A statement, to be actionable in libel, must be both false and defamatory (Rinaldi v Holt, Rinehart & Winston, 42 NY2d 369, 379-380 [1977]; Fairley v Peekskill Star Corp., 83 AD2d 294, 297 [2d Dept 1981]). Both parties agree that the advertisement accurately quotes Mr. Perlman. The issue raised is whether the omission of another Perlman statement, that "A bigger agency might give us more leverage”, conveys the false and defamatory meaning that Policano, Inc.’s unsatisfactory performance caused Sterling Drug to terminate the relationship. Despite the omission, the advertisement, read as a whole, conveys the original meaning of the complete quotation. Specifically, a portion of the advertisement states that Sterling Drug had just left Policano, Inc. and "is considering hiring one of the larger PR firms”. In determining whether the writings are susceptible to the particular meaning plaintiff ascribes to them, the court should examine the writing as a whole and consider its effect on the average reader (see, James v Gannett Co., 40 NY2d 415, 419-420 [1976]; November v Time Inc., 13 NY2d 175, 178-179 [1963]; Tracy v Newsday, Inc., 5 NY2d 134, 136 [1959]). Read as a whole, the advertisement cannot be said to be false or misleading. The language is not defamatory and a careful reading of Perlman’s quotation reveals that the phrase "doing * * * things in a scattered way” refers to the behavior of Sterling Drug, not plaintiff.

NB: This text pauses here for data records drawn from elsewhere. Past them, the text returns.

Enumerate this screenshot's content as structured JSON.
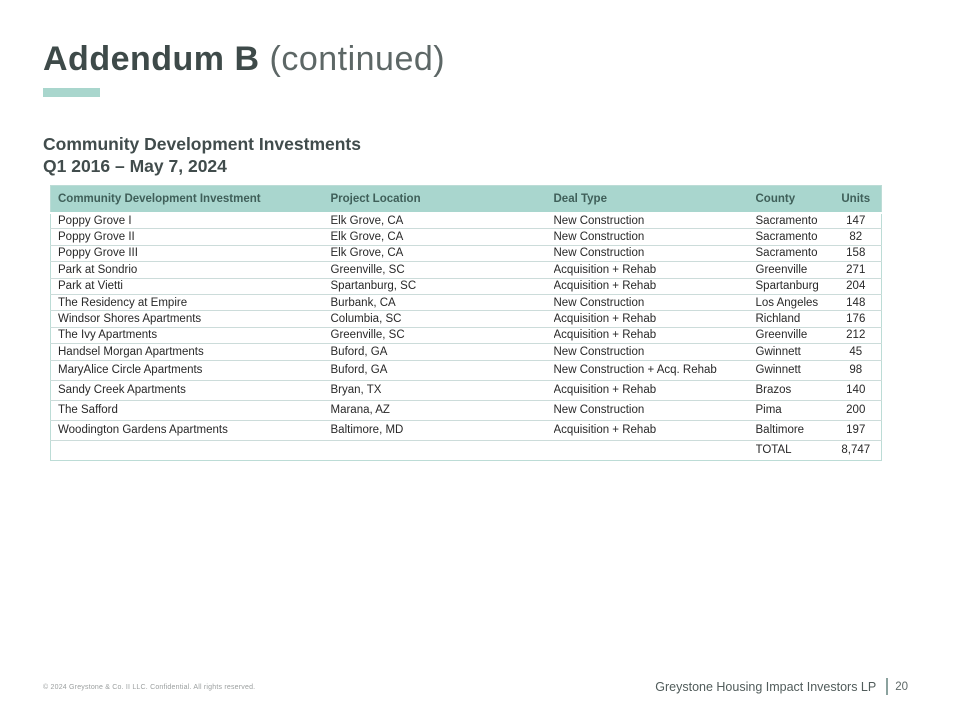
{
  "slide": {
    "title_bold": "Addendum B",
    "title_light": " (continued)",
    "subtitle_line1": "Community Development Investments",
    "subtitle_line2": "Q1 2016 – May 7, 2024"
  },
  "table": {
    "headers": [
      "Community Development Investment",
      "Project Location",
      "Deal Type",
      "County",
      "Units"
    ],
    "rows": [
      [
        "Poppy Grove I",
        "Elk Grove, CA",
        "New Construction",
        "Sacramento",
        "147"
      ],
      [
        "Poppy Grove II",
        "Elk Grove, CA",
        "New Construction",
        "Sacramento",
        "82"
      ],
      [
        "Poppy Grove III",
        "Elk Grove, CA",
        "New Construction",
        "Sacramento",
        "158"
      ],
      [
        "Park at Sondrio",
        "Greenville, SC",
        "Acquisition + Rehab",
        "Greenville",
        "271"
      ],
      [
        "Park at Vietti",
        "Spartanburg, SC",
        "Acquisition + Rehab",
        "Spartanburg",
        "204"
      ],
      [
        "The Residency at Empire",
        "Burbank, CA",
        "New Construction",
        "Los Angeles",
        "148"
      ],
      [
        "Windsor Shores Apartments",
        "Columbia, SC",
        "Acquisition + Rehab",
        "Richland",
        "176"
      ],
      [
        "The Ivy Apartments",
        "Greenville, SC",
        "Acquisition + Rehab",
        "Greenville",
        "212"
      ],
      [
        "Handsel Morgan Apartments",
        "Buford, GA",
        "New Construction",
        "Gwinnett",
        "45"
      ],
      [
        "MaryAlice Circle Apartments",
        "Buford, GA",
        "New Construction + Acq. Rehab",
        "Gwinnett",
        "98"
      ],
      [
        "Sandy Creek Apartments",
        "Bryan, TX",
        "Acquisition + Rehab",
        "Brazos",
        "140"
      ],
      [
        "The Safford",
        "Marana, AZ",
        "New Construction",
        "Pima",
        "200"
      ],
      [
        "Woodington Gardens Apartments",
        "Baltimore, MD",
        "Acquisition + Rehab",
        "Baltimore",
        "197"
      ]
    ],
    "total_label": "TOTAL",
    "total_units": "8,747"
  },
  "footer": {
    "copyright": "© 2024 Greystone & Co. II LLC. Confidential. All rights reserved.",
    "company": "Greystone Housing Impact Investors LP",
    "page_number": "20"
  },
  "colors": {
    "accent_teal": "#a9d6cd",
    "table_header_bg": "#a9d6ce",
    "table_header_text": "#3f5f59",
    "title_dark": "#3e4a49",
    "body_text": "#282828"
  }
}
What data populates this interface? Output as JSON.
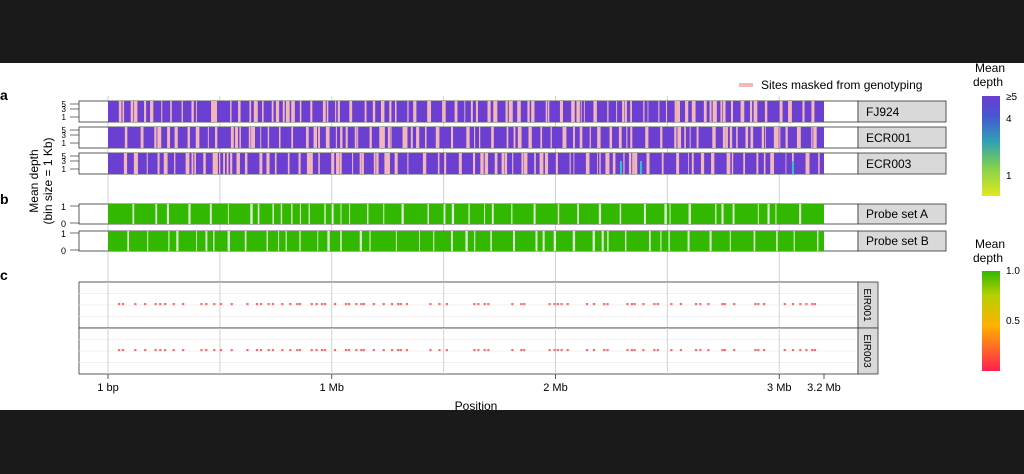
{
  "chart_data": {
    "type": "heatmap",
    "xlabel": "Position",
    "ylabel": "Mean depth",
    "ylabel_sub": "(bin size = 1 Kb)",
    "x_ticks": [
      {
        "value": 1,
        "label": "1 bp"
      },
      {
        "value": 1000000,
        "label": "1 Mb"
      },
      {
        "value": 2000000,
        "label": "2 Mb"
      },
      {
        "value": 3000000,
        "label": "3 Mb"
      },
      {
        "value": 3200000,
        "label": "3.2 Mb"
      }
    ],
    "xlim": [
      1,
      3200000
    ],
    "grid": true,
    "panel_labels": [
      "a",
      "b",
      "c"
    ],
    "legend_masked": "Sites masked from genotyping",
    "colors": {
      "masked": "#f2b8b8",
      "depth_high": "#6a3fd1",
      "probe": "#33b800",
      "point": "#ff6b6b"
    },
    "panel_a": {
      "y_ticks": [
        "5",
        "3",
        "1"
      ],
      "rows": [
        {
          "label": "FJ924"
        },
        {
          "label": "ECR001"
        },
        {
          "label": "ECR003"
        }
      ]
    },
    "panel_b": {
      "y_ticks": [
        "1",
        "0"
      ],
      "rows": [
        {
          "label": "Probe set A"
        },
        {
          "label": "Probe set B"
        }
      ]
    },
    "panel_c": {
      "rows": [
        {
          "label": "EIR001"
        },
        {
          "label": "EIR003"
        }
      ]
    },
    "colorbar_a": {
      "title_line1": "Mean",
      "title_line2": "depth",
      "ticks": [
        "≥5",
        "4",
        "1"
      ]
    },
    "colorbar_b": {
      "title_line1": "Mean",
      "title_line2": "depth",
      "ticks": [
        "1.0",
        "0.5"
      ]
    }
  }
}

The second cause of action does not properly plead the elements of prima facie tort which are "(1) intentional infliction of harm, (2) resulting in special damages, (3) without excuse or justification, and (4) by an act or series of acts that would otherwise be lawful”. (Burns Jackson Miller Summit & Spitzer v Lindner, 59 NY2d 314, 332 [1983].) Although the second cause of action alleges a willful, deliberate and malicious intent to injure plaintiff Policano, it does not allege, as required, that "malevolence” was the sole motive for the *490individual defendant’s actions. (Burns Jackson Miller Summit & Spitzer v Lindner, supra, at 333.)

In the original complaint, special damages are insufficiently alleged in both causes of action. Where a libel cause of action is not defamatory per se, special damages must be pleaded (Wehringer v Allen-Stevenson School, 46 AD2d 641 [1st Dept 1974], affd 37 NY2d 864 [1975]). The advertisement is not defamatory per se since the statement at issue here does not impugn the creditworthiness or basic integrity of plaintiffs business. Even if the statement denigrated the quality of the goods and services of the business, an allegation which could support an action for disparagement, malice and special damages would have to be alleged (Ruder & Finn v Seaboard Sur. Co., 52 NY2d 663, 670-671 [1981]; Drug Research Corp. v Curtis Publ. Co., 7 NY2d 435, 440 [1960]).

The amended complaint differs from the original complaint only in its pleading of special damages. However, special damages alleged in the amended complaint, in both causes of action, are general and conclusory. Without specific allegations, special damages have not been adequately pleaded. (Drug Research Corp. v Curtis Publ. Co., 7 NY2d 435, 441 [1960], supra; Continental Air Ticketing Agency v Empire Intl. Travel, 51 AD2d 104, 108 [4th Dept]; Berman v Medical Socy., 23 AD2d 98 [1st Dept].)

Accordingly, the complaint is dismissed and the motion to amend denied. Concur— Kupferman, J. P., Ross, Kassal, Ellerin and Smith, JJ.